SeldonIO / tempo

MLOps Python Library
https://tempo.readthedocs.io/en/latest/
Apache License 2.0
114 stars 21 forks source link

Introduce functionality for kafka functionality for tempo #119

Open axsaucedo opened 3 years ago

axsaucedo commented 3 years ago

Currently tempo has clients that talk to remote models. In order to introduce support for stream processing such as through Kafka, we would need to extend the current interfaces to support asynchronous processing.

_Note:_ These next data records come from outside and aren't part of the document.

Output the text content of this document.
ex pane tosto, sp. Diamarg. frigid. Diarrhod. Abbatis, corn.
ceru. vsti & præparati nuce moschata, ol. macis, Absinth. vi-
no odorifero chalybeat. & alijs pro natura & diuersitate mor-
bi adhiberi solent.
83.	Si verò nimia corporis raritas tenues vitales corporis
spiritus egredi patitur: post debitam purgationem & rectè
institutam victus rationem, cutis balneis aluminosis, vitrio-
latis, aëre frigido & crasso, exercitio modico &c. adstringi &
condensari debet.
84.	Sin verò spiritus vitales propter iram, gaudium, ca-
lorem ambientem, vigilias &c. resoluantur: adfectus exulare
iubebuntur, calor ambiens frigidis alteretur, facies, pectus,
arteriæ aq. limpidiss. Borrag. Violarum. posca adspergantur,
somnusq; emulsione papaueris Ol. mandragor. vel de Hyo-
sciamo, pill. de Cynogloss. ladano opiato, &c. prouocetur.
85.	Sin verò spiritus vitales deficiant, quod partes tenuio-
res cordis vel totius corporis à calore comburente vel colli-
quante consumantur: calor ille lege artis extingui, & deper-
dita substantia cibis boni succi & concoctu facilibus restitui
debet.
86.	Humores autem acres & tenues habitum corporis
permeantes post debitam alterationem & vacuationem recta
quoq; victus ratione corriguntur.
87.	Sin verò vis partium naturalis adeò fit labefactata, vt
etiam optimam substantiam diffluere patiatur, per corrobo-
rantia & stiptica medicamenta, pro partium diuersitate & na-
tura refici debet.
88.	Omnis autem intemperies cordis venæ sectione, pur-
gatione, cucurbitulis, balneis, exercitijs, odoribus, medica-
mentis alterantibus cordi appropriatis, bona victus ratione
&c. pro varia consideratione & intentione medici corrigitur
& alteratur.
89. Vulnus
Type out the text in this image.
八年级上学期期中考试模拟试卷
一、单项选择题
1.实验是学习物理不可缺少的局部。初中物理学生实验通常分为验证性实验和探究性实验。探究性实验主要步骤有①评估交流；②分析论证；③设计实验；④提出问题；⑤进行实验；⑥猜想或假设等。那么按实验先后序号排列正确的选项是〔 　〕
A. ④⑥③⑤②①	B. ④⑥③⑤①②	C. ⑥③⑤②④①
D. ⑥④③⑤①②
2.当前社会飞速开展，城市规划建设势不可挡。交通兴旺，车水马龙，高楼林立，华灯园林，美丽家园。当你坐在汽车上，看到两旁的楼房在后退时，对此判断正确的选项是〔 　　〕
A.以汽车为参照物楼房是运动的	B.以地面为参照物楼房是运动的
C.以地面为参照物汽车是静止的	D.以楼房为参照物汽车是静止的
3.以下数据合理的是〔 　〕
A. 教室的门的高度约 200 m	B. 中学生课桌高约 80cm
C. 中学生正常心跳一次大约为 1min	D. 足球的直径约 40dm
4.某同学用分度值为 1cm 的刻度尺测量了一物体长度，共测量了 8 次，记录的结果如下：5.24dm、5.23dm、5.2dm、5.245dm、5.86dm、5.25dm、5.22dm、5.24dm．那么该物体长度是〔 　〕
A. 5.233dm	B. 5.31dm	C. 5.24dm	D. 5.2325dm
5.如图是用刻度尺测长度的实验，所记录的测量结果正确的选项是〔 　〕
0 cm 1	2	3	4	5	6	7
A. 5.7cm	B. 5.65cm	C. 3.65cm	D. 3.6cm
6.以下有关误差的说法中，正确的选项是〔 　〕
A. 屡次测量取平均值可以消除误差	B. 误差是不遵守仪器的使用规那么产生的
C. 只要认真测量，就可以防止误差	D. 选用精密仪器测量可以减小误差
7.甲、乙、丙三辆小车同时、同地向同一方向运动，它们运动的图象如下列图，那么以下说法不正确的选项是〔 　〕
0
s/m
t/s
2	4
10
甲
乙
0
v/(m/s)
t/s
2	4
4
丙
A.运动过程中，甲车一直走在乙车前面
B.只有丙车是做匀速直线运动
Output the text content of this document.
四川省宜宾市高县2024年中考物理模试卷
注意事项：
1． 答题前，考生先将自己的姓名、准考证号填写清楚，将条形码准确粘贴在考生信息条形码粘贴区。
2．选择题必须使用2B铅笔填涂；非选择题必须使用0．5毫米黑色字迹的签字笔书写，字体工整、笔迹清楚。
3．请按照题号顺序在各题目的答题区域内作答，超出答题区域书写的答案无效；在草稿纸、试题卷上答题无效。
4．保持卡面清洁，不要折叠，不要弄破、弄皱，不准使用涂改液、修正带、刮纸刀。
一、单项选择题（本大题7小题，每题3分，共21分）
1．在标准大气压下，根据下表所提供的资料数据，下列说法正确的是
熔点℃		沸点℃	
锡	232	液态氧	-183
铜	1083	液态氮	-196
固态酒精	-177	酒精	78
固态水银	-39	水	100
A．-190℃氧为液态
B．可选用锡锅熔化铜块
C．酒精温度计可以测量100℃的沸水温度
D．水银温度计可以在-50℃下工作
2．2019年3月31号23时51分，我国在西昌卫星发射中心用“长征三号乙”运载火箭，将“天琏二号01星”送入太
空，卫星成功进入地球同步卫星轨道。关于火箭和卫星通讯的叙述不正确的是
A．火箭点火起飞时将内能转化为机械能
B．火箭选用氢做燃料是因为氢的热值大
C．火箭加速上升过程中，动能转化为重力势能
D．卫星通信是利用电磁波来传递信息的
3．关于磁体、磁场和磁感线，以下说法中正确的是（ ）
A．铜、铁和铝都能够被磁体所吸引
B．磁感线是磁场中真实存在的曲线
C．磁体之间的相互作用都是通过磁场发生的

Models would be defined the same way

sklearn_model = Model(
    name="test-iris-sklearn",
    platform=ModelFramework.SKLearn,
    local_folder=f"{artifacts_folder}/{SKLearnFolder}",
    uri="s3://tempo/basic/sklearn",
)

xgboost_model = Model(
    name="test-iris-xgboost",
    platform=ModelFramework.XGBoost,
    local_folder=f"{artifacts_folder}/{XGBoostFolder}",
    uri="s3://tempo/basic/xgboost",
)

Option 1: AsyncIO

Each instance to a pipeline is processed synchronously, with each subsequent model "synchronously", of course using AsyncIO to release control, but waiting until the respective model "returns" the output to the output_topic.

Advantages

Disadvantages

@pipeline(
    name="classifier",
    uri="s3://tempo/basic/pipeline",
    local_folder=f"{artifacts_folder}/{PipelineFolder}",
    models=PipelineModels(sklearn=sklearn_model, xgboost=xgboost_model),
)
def classifier(payload: np.ndarray) -> Tuple[np.ndarray, str]:
    res1 = await classifier.models.sklearn(input=payload)

    if res1[0] == 1:
        return res1, SKLearnTag
    else:
        return await classifier.models.xgboost(input=payload), XGBoostTag

Option 2: Fully Asynchronous Streams

The second option is to approach it in the fully traditional independent stream processing approach, where each independent data instance would be processes as single step across the streaming pipeline process.

Advantages

Disadvantage

p = Pipeline(
    name="classifier",
    uri="s3://tempo/basic/pipeline",
    local_folder=f"{artifacts_folder}/{PipelineFolder}",
    models=PipelineModels(sklearn=sklearn_model, xgboost=xgboost_model),
)

@p.pipeline
def classifier(payload: np.ndarray) -> Tuple[np.ndarray, str]:
    classifier.models.sklearn.send(input=payload)

@p.models.sklearn
def sklearn(res1):
    if res1[0] == 1:
        return res1, SKLearnTag
    else:
        p.models.xgboost.send(input=payload), XGBoostTag

@p.models.xgboost
def xgboost(res):
    return res
adriangonz commented 3 years ago

I think both options can probably be combined.

From my point of view, asyncio support is a must. Even without streaming, it's probably needed to optimise pipelines (where I imagine most of the time would be spent in IO, waiting for the model's answer). For the streaming scenario, asyncio can be leveraged to optimise the waiting time for Kafka to come back.

We could think about making it optional though. That is, let people define both async or "classic" methods, and let Tempo decide how to call a custom function (i.e. with await or synchronously). This is similar to how FastAPI handles this, without forcing the user to write full async code.